(SP21) Hadoop storage architecture
SAP <-> Hadoop communication
Connection to Hadoop is provided by Datavard component - Storage Management.
Storage management (SM) is part of Reuse Library, and contains implementation for binary and table storages. For both storage types, SM provides facade which is Storage Manager.
In this case (Hadoop connection), Table Storage is used.
For Datavard specific scenarios, we need to handle communication with:
- HDFS
- Hive/Impala
HDFS
HDFS (Hadoop Distributed File System) is data storage system used by Hadoop applications, and also Datavard uses it for data transfer.

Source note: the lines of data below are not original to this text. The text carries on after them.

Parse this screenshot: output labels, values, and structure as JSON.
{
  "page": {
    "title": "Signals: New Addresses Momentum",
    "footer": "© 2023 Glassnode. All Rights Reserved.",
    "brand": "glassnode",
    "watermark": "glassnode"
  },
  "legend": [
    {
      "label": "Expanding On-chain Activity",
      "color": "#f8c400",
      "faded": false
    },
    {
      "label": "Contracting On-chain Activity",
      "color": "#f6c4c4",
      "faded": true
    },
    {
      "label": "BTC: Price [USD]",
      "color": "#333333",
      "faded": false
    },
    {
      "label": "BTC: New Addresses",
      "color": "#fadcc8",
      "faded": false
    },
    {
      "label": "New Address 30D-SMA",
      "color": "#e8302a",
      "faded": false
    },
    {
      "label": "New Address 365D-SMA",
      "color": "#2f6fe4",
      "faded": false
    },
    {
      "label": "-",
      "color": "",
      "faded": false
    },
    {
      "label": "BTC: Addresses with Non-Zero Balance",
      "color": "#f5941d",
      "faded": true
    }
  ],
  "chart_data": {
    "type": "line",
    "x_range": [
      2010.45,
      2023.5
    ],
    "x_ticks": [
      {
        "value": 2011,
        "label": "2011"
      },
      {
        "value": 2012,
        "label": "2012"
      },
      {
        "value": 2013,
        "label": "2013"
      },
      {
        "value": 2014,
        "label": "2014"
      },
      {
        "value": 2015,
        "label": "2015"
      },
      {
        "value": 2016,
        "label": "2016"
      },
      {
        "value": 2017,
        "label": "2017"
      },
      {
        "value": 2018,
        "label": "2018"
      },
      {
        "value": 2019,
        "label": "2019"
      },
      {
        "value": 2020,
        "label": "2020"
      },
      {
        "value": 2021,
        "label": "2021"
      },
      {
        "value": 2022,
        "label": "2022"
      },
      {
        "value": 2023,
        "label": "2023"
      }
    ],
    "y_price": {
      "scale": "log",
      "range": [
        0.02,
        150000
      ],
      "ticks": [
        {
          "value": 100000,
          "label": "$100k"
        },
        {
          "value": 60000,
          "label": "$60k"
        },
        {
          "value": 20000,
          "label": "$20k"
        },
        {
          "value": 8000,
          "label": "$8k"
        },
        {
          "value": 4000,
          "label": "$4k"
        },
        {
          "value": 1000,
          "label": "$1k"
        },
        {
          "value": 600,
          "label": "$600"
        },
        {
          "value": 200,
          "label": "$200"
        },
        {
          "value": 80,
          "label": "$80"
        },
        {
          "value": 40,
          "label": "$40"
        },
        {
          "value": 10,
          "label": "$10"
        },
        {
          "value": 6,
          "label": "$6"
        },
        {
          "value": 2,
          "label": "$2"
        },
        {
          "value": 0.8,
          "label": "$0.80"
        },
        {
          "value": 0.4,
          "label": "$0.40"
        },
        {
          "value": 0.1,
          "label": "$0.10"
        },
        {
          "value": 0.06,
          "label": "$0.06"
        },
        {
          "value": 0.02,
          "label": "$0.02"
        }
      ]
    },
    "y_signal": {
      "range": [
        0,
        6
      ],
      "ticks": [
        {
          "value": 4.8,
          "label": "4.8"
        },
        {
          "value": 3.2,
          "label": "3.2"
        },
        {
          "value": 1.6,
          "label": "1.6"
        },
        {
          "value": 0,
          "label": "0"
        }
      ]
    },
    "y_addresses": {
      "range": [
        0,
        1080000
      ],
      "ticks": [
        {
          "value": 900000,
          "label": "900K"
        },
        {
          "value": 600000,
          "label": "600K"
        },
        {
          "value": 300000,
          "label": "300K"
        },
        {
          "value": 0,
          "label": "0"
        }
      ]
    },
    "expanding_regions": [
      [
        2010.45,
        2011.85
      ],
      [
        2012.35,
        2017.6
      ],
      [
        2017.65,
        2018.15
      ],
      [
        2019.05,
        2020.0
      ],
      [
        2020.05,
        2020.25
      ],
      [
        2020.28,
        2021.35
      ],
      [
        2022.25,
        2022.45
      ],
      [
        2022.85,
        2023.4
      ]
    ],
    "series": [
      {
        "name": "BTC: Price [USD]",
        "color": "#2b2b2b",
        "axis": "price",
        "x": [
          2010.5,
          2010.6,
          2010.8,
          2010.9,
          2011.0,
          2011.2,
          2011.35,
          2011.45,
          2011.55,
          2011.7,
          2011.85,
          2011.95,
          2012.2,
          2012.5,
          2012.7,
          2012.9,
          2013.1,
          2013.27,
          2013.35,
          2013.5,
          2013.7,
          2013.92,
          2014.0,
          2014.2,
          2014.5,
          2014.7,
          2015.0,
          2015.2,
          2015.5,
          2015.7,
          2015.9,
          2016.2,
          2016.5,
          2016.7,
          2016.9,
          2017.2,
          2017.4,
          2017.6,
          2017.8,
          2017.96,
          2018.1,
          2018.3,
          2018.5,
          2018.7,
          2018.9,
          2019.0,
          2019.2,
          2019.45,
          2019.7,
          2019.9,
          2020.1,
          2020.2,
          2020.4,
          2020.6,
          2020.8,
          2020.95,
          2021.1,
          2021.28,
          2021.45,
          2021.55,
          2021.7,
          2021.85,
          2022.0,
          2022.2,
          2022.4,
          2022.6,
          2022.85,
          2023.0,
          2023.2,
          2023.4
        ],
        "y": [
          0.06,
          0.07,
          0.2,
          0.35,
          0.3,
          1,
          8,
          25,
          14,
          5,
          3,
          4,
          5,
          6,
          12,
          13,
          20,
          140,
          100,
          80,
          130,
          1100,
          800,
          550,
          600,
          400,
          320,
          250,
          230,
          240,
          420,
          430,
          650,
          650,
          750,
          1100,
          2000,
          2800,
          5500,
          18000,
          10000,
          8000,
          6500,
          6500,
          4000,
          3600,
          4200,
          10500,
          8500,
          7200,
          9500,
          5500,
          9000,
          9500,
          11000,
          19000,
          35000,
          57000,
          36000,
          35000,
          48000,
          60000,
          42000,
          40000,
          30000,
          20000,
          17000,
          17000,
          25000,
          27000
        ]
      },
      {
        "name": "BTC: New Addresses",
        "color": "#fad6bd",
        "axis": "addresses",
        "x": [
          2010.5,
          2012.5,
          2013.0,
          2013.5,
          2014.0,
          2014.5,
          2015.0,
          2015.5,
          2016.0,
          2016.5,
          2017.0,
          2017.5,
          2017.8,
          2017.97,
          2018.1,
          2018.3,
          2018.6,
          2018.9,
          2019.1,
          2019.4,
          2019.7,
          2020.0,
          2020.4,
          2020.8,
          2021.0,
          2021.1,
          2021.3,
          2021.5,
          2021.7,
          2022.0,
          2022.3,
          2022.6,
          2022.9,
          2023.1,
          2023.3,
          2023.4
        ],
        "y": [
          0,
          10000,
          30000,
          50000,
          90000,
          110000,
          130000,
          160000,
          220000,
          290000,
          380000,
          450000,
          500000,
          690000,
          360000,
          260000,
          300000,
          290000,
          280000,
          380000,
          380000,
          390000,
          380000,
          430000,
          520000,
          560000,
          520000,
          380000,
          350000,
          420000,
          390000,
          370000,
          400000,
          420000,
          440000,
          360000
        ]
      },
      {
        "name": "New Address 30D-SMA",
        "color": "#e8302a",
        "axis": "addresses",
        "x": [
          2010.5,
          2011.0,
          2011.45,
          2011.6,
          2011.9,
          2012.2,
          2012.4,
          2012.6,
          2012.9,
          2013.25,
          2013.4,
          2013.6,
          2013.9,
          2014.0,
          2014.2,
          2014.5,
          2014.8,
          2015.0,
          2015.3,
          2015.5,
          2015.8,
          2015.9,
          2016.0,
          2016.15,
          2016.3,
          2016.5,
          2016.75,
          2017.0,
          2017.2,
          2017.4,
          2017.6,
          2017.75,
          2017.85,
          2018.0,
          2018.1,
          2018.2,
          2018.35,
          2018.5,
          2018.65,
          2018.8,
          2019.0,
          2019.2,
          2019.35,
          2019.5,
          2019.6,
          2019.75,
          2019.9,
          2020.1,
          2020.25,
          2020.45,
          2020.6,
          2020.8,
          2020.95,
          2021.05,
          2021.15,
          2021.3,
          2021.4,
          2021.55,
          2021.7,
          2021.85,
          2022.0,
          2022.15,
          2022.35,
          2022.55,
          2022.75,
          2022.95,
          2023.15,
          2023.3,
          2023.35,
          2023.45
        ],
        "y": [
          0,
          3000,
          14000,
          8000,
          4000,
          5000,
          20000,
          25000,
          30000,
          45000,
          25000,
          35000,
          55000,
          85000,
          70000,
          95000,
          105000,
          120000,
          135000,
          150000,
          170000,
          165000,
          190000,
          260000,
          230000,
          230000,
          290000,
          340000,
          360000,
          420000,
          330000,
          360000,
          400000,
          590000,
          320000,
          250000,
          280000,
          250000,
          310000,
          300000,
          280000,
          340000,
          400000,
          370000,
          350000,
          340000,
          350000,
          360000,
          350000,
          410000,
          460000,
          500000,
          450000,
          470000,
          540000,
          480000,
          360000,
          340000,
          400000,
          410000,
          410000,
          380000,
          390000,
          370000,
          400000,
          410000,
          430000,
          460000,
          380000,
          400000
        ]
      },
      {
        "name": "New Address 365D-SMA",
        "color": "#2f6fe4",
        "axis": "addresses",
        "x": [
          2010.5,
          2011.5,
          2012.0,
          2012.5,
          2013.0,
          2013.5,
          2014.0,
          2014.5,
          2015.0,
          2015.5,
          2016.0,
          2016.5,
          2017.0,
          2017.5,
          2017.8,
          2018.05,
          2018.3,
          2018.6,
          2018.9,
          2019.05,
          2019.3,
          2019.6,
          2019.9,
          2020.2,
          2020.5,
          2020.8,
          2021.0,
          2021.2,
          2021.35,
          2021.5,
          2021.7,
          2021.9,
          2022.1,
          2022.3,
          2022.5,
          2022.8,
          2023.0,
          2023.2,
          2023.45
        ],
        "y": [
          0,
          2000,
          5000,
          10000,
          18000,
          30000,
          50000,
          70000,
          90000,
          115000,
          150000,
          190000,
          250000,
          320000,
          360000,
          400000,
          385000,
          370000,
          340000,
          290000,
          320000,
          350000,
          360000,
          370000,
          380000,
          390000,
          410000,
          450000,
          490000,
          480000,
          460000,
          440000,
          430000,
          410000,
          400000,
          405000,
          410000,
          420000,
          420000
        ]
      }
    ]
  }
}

It is possible to send files directly to HDFS, but also to use it as temporary storage when transferring data from SAP to Hadoop engines (see description of DML sequence diagram bellow).
Communication with HDFS
Communication with HDFS is provided via WebHDFS REST API which is handled by SM directly.
Hive/Impala
Apache Hive is data warehouse software in Hadoop ecosystem, that facilitates reading, writing, and managing large datasets in distributed storage using SQL-like query language.
Apache Impala is massively parallel processing (MPP) SQL query engine for data stored in Hadoop cluster. Impala brings scalable parallel database technology, enabling users to issue low-latency SQL queries to data stored in HDFS.
Both engines support SQL-like query language to execute DDL and DML operations (these are described bellow in more detail).
For purpose of data transfer to Hive/Impala engines, also HDFS is used. Firstly, the data is moved in form of .csv file to HDFS, and afterwards the engine loads the transferred data.
Communication with Hive/Impala
When communicating with Hive/Impala engines, Java connector (implemented by Datavard) is used. This connector wraps SQL like queries using JDBC jars and forwards them to the engines themselves.
DDL and DML operations
DDL (Data Definition Language) is a syntax similar to a computer programming language for defining data structures, especially database schemas. Following are DDL statements: CREATE, DROP, ALTER, TRUNCATE.
DML (Data Manipulation Language) is a computer programming language used for adding, deleting, and modifying data in a database. Following are DML statements: SELECT, INSERT, UPDATE, DELETE.
For explaining DDL and DML operations from Datavard product to Storage Management using Hadoop are created two sequence diagrams.
Objects in diagrams with blue color are Datavard components.
DDL
Sended DDL request from Datavard product to Storage Management is processed by Storage Manager. Firstly, Storage Manager sends execution command to HDFS to create a directory. This step is followed by connecting to JDBC and after succesfull connection, DDL execution command is sent. JDBC sends request to Hadoop storage, and after execution recieves a response. Connection to JDBC is closed and response is sent through Storage Manager to Datavard product.
DML
For DML request (e.g. data load), Datavard product firstly reads data from source which can be SAP, external storage, local/remote file,... . Afterwards the DML request is sent to Storage Manager with acquiered data. Storage Manager sends execution command to HDFS for creating directory and request to create file with data (in .csv format). Storage Manager sends request via JDBC to Hadoop storage engine (Hive, Impala) to load data cotained in file stored in HDFS. After execution, Hadoop storage sends a response, which is afterwards sent to Datavard product through Storage Manager.